Ieri all’ordine del giorno c’era la proposta di delibera sulla modifica del regolamento dei consigli nei territori già comuni di Grotte Santo Stefano, Bagnaia, San Martino al Cimino e Roccalvecce.
Una pratica evasa in un’ora e prima delle 17 è stato suonato lo sciogliere le righe. Con la protesta dell’opposizione.
“Ci hanno convocato per un solo punto – spiega Achilli una spesa inutile, per un argomento che vedrà applicazione a marzo-aprile del prossimo anno, si poteva rimandare e unirlo ad altri”.
In origine, si sarebbe dovuto discutere anche del piano delle periferie. Ma l’argomento deve ripassare in commissione.

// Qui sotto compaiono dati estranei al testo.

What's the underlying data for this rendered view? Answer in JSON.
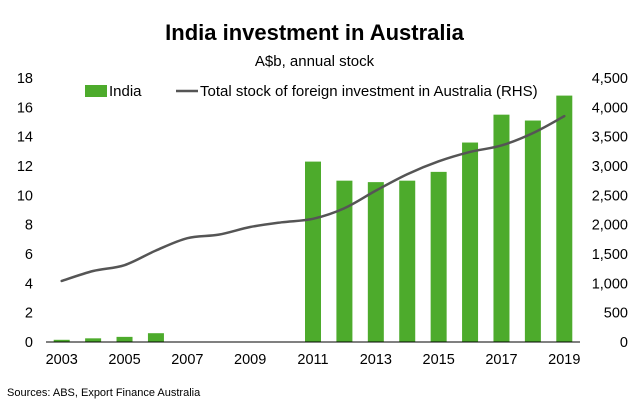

“A questo punto – insiste Ubertini – era possibile tranquillamente annullare la seduta e portare il punto alla prossima, non essendoci una scadenza”.
Si è preferito tenerla lo stesso. “Per una sola pratica – continua Ubertini – spesi 2500 euro. Se avessimo fatto noi una cosa del genere si sarebbe legata ai banchi per protestare”.
Per la cronaca, il punto è stato approvato. Almeno questo.